I’ll dig into it after lunch and let you know how it goes!:slight_smile:


#8

Well… I gave it my best try… I read through that whole file.
I tried as many procedures as I could, but I still could not resolve my issue.
Almost all the methods were contingent on holding SHIFT during boot to get the grub menu to appear on screen and choosing recovery. I just could not get this to happen! Holding SHIFT did nothing.
I have gone ahead and re-installed Ubuntu MATE and am in the process of restoring all my settings.
Thankfully I was able to back all my personal data up.
I have bookmarked and generated a partial print out of the stuff you sent me.
Maybe if I run into this problem again it will come in handy!
I should be back to “normal” in couple days.
At any rate, I want to thank you once again for all your help!


#9

It sounds like your root partition ran out of storage space, like literally 100% used, 0 bytes free - which can cause weird behaviour like being unable to login. An alternate may have been to try logging into the console (like a terminal) by pressing CTRL+ALT+F1 at the login screen. This might at least give you the ability to confirm if that was the case:

$ df -lh

Filesystem      Size  Used Avail Use% Mounted on
/dev/sda2        59G   59G   0  100% /

It seems unusual that holding SHIFT didn’t bring up the GRUB menu, next time you could try pressing SHIFT repeatedly in case your BIOS was ignoring the held key presuming it was “stuck”. A more brutal way could be to interrupt the boot process multiple times (as in hard reset or repeated presses of CTRL+ALT+DEL) as I think the GRUB menu will appear after a few failed start-ups.

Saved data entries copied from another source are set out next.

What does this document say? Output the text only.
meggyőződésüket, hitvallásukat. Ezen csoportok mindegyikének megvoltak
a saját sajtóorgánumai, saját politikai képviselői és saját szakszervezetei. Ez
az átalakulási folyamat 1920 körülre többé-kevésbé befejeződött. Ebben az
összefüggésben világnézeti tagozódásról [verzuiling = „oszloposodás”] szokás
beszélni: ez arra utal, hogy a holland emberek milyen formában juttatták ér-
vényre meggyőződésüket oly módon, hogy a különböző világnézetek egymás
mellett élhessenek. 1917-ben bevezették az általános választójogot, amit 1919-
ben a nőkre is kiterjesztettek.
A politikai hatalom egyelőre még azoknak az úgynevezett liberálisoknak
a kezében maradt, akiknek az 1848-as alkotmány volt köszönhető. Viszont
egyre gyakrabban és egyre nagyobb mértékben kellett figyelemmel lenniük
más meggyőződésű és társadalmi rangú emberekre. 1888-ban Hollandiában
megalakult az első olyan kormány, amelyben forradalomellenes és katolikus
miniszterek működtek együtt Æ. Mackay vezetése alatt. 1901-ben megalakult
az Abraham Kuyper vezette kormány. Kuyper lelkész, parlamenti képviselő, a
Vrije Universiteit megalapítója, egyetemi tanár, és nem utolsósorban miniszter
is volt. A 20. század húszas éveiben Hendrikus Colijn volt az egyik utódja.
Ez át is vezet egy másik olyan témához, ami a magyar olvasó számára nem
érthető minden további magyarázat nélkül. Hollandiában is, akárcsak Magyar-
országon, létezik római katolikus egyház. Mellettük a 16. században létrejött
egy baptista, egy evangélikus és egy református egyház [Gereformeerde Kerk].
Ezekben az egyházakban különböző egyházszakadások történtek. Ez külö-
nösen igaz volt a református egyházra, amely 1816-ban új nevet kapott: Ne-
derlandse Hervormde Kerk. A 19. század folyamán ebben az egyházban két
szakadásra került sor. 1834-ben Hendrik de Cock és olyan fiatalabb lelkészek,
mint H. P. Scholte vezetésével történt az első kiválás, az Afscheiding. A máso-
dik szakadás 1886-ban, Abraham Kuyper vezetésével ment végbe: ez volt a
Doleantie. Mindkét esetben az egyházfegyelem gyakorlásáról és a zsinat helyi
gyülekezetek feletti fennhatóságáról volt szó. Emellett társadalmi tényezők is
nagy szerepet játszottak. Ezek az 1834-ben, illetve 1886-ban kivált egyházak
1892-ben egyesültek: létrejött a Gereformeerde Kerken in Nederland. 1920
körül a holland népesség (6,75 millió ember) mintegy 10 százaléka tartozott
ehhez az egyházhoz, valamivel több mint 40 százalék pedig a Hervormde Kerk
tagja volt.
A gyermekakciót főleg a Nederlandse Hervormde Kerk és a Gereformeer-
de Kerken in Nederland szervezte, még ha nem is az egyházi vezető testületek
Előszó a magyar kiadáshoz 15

:bulb: Tip: It may be an idea to consider imaging your system, like with Clonezilla, to save time from having to do a full re-installation if things go wary again.


#10

Thank you for your reply!
Until recently I was messing with Timeshift and the built in back up utility. However neither seemed to work reliably. Clonezilla looks very promissing! I have an external hard drive in one of my junk bins I should probably dig out and set up. No excuse for not doing this, just laziness. Although, I was able to get back on my feet in under 2 hours this time. I’m a bit of a hoarder when it comes to games and other non-essential crud, so a purge like this was probably a good thing!
I’m going to copy down and save the procedure in your post for future reference, just might come in handy someday!
Also, I agree that it was rather odd I could not get the Grub menu to come up when all the instructions I read said that was the thing to do. So again, maybe a purge and re-installation was not so bad after all.
I’m really glad this forum is here, really would feel totally lost without all of you!